Robust personalized pricing under uncertainty of purchase probabilities
This work addresses the challenge of unreliable revenue predictions in personalized pricing for businesses, offering a robust solution that is incremental in improving optimization under uncertainty.
The paper tackles the problem of maximizing expected revenues in personalized pricing despite errors in predicted purchase probabilities by proposing a robust optimization model that accounts for this uncertainty, formulated as a mixed-integer linear problem and solved efficiently with a Lagrangian decomposition algorithm, showing effectiveness in computational efficiency and solution quality.
This paper is concerned with personalized pricing models aimed at maximizing the expected revenues or profits for a single item. While it is essential for personalized pricing to predict the purchase probabilities for each consumer, these predicted values are inherently subject to unavoidable errors that can negatively impact the realized revenues and profits. To address this issue, we focus on robust optimization techniques that yield reliable solutions to optimization problems under uncertainty.
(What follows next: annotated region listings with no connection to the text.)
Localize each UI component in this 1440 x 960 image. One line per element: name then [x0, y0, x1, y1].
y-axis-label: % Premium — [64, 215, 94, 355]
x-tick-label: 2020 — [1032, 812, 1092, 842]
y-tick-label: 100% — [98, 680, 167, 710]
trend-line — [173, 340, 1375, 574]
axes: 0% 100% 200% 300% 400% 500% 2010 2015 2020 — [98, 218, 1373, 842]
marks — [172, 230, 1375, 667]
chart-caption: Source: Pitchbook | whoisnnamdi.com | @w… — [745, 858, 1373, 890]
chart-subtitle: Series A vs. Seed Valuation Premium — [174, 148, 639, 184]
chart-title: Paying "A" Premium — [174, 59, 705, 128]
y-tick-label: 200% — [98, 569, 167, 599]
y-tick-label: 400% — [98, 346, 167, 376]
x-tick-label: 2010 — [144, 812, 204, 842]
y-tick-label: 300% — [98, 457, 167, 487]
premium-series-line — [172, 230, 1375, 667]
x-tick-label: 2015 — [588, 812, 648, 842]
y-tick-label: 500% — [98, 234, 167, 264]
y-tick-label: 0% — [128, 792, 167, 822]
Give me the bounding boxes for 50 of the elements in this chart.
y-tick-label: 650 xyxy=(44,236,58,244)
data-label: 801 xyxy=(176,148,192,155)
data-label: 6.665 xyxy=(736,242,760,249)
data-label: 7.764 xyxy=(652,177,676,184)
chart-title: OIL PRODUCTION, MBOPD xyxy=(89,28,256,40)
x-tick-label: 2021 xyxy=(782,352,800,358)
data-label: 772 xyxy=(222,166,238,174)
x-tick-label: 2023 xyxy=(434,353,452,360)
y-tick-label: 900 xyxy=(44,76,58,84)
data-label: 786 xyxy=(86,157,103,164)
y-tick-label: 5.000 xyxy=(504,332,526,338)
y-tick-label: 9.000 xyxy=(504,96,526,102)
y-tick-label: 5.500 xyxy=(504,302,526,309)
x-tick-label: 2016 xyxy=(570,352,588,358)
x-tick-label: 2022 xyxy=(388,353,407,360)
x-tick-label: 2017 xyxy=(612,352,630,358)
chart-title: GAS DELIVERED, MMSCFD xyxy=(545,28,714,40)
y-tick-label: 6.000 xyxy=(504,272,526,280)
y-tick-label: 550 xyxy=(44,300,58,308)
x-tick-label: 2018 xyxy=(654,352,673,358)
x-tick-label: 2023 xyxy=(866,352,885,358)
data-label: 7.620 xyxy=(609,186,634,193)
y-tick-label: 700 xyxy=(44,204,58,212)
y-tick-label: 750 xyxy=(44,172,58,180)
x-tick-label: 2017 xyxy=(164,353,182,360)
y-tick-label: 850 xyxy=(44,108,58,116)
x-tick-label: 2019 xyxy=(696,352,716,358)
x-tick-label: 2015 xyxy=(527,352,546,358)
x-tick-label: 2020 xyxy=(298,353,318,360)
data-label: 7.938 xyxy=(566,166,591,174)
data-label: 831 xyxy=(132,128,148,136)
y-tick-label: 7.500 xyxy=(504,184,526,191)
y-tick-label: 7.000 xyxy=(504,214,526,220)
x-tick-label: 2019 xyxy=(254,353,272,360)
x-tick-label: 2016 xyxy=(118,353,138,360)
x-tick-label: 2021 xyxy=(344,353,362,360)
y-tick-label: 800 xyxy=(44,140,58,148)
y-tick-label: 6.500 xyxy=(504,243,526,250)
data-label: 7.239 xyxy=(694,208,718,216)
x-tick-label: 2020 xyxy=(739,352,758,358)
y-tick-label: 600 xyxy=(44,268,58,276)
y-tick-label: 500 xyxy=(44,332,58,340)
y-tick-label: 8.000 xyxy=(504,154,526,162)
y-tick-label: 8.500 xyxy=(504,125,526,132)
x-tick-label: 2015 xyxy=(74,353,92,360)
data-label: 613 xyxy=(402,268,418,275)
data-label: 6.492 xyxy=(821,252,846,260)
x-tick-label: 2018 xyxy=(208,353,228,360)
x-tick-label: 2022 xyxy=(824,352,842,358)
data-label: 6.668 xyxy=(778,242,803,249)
Specifically, we propose a robust optimization model for personalized pricing that accounts for the uncertainty of predicted purchase probabilities. This model can be formulated as a mixed-integer linear optimization problem, which can be solved exactly using mathematical optimization solvers. We also develop a Lagrangian decomposition algorithm combined with line search to efficiently find high-quality solutions for large-scale optimization problems. Experimental results demonstrate the effectiveness of our robust optimization model and highlight the utility of our Lagrangian decomposition algorithm in terms of both computational efficiency and solution quality.